Confirmed featured speakers include:
- Chen Guocai, Vice President, China State Construction Engineering Corporation Ltd.
- Cheng Lixin, President and Chief Executive Officer, ZTE U.S.A.
- Wei Sun Christianson, Managing Director and Chief Executive Officer, Morgan Stanley China
- Antony Leung, Senior Managing Director, Chairman of Greater China of The Blackstone Group
- Liew Mun Leong, President and CEO, CapitalLand Group
- Chris Lu, Chief Executive Officer, Deloitte China
- John Sexton, President, New York University
- Tsui Lap Chee, Vice-Chancellor, University of Hong Kong
- Brad Williams, President and CEO, MVP RV Inc.
- Xiao Geng, Senior Fellow and Director of Research, Fung Global Institute
- Xu Sitao, Chief Representative, China, The Economist Group & Director of Global Forecasting, China, EIU
ROUNDTABLE I: Chinese Consumption and its Global Impact
The 12th Five Year Plan seeks to rebalance China’s economy to increase domestic consumption and encourage environmentally and economically sustainable growth.
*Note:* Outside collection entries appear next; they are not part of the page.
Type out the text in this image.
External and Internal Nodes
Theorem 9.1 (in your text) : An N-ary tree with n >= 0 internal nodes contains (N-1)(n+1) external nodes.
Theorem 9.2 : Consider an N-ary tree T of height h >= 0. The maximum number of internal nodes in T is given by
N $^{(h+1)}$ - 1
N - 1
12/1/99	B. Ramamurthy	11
These seemingly contradictory goals bring great challenges. What will sustainable consumption, with Chinese characteristics, look like? Will China meet its ambitious climate change targets through use of smart-grids, e-commerce, or renewable energy? Where does increasing urbanization fit in? And how will these strategies change the business environment for both domestic and international companies?
ROUNDTABLE II: The Internationalization of the RMB and its Impact on the Global Financial System
China’s strategy to internationalize its currency will have huge implications for trade, financial markets, and global financial stability, as well as for geopolitics. How will RMB internationalization affect China’s role as the center of Asia’s manufacturing and export economy? Is the U.S. adequately prepared for the geopolitical implications of the RMB’s transition to its debut as an international reserve currency?
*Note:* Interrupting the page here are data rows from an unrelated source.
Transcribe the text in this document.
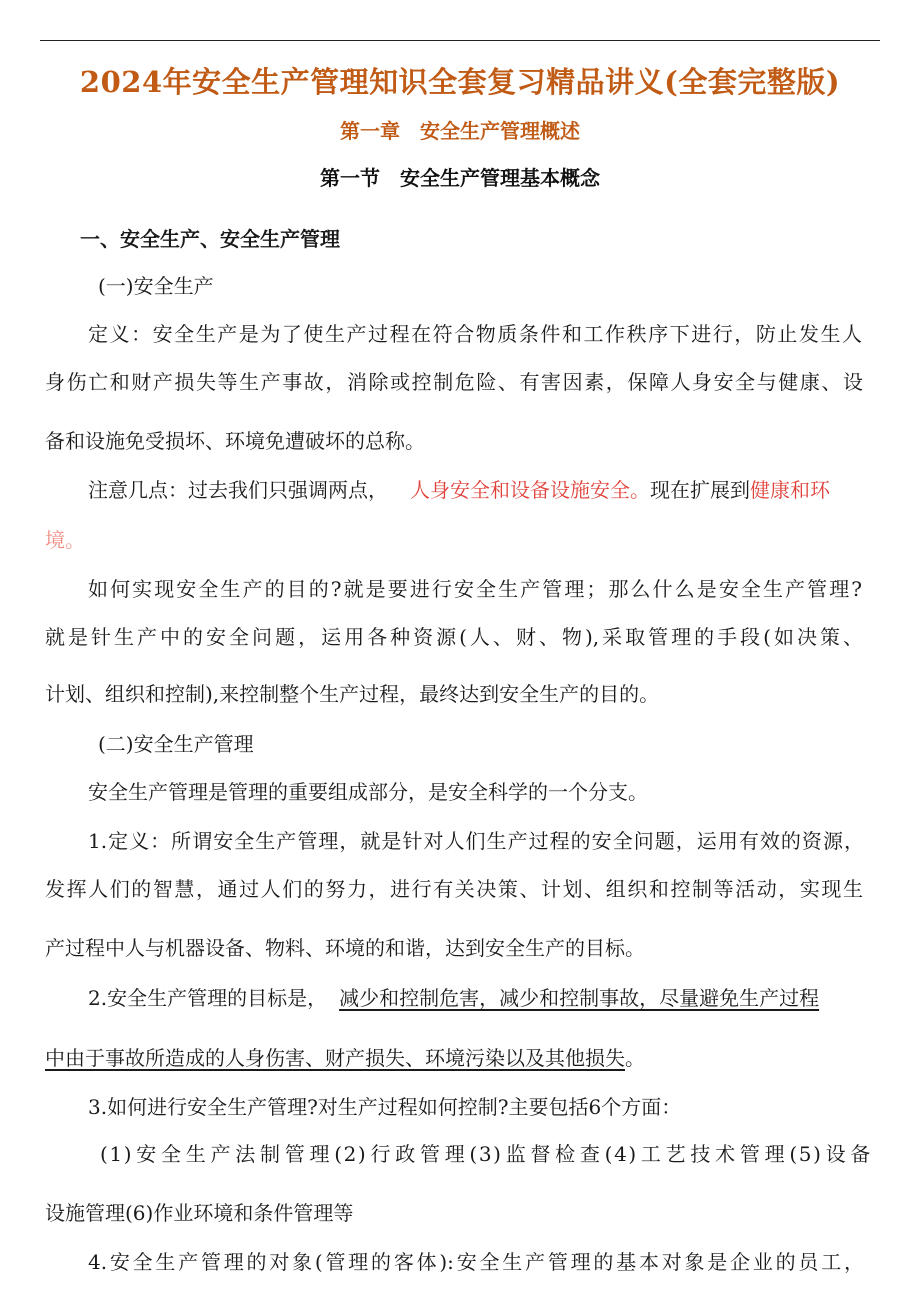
2024年安全生产管理知识全套复习精品讲义(全套完整版)
第一章　安全生产管理概述
第一节　安全生产管理基本概念
一、安全生产、安全生产管理
(一)安全生产
定义：安全生产是为了使生产过程在符合物质条件和工作秩序下进行，防止发生人
身伤亡和财产损失等生产事故，消除或控制危险、有害因素，保障人身安全与健康、设
备和设施免受损坏、环境免遭破坏的总称。
注意几点：过去我们只强调两点， 人身安全和设备设施安全。现在扩展到健康和环
境。
如何实现安全生产的目的?就是要进行安全生产管理；那么什么是安全生产管理?
就是针生产中的安全问题，运用各种资源(人、财、物),采取管理的手段(如决策、
计划、组织和控制),来控制整个生产过程，最终达到安全生产的目的。
(二)安全生产管理
安全生产管理是管理的重要组成部分，是安全科学的一个分支。
1.定义：所谓安全生产管理，就是针对人们生产过程的安全问题，运用有效的资源，
发挥人们的智慧，通过人们的努力，进行有关决策、计划、组织和控制等活动，实现生
产过程中人与机器设备、物料、环境的和谐，达到安全生产的目标。
2.安全生产管理的目标是， 减少和控制危害，减少和控制事故，尽量避免生产过程
中由于事故所造成的人身伤害、财产损失、环境污染以及其他损失。
3.如何进行安全生产管理?对生产过程如何控制?主要包括6个方面：
(1)安全生产法制管理(2)行政管理(3)监督检查(4)工艺技术管理(5)设备
设施管理(6)作业环境和条件管理等
4.安全生产管理的对象(管理的客体):安全生产管理的基本对象是企业的员工，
ROUNDTABLE III: Education Partnerships between the U.S. and China
Can education lead the way to overcome culture, financial, and other barriers and create mutually beneficial partnerships? What lessons can be transferred to business or other sectors? Among the models is NYU Shanghai, New York University’s newest campus in its global network and the first American university with independent legal status approved by the Chinese Ministry of Education.
ROUNDTABLE IV: China’s Outbound Foreign Direct Investment
What does “investing abroad with Chinese characteristics” mean? Two targets for Chinese ODI stand out: investment in natural resources, largely financed by China Development Bank or Exim Bank, and undertaken by state-owned enterprises (SOE), and mergers and acquisitions abroad by Chinese private and state-owned companies to expand production or build a global brand based on a strong home market position (for example, Lenovo’s acquisition of IBM’s PC unit). Will opportunities emerge for foreign companies to provide financing or professional services? What management, cultural and corporate governance issues will Chinese companies face on foreign soil?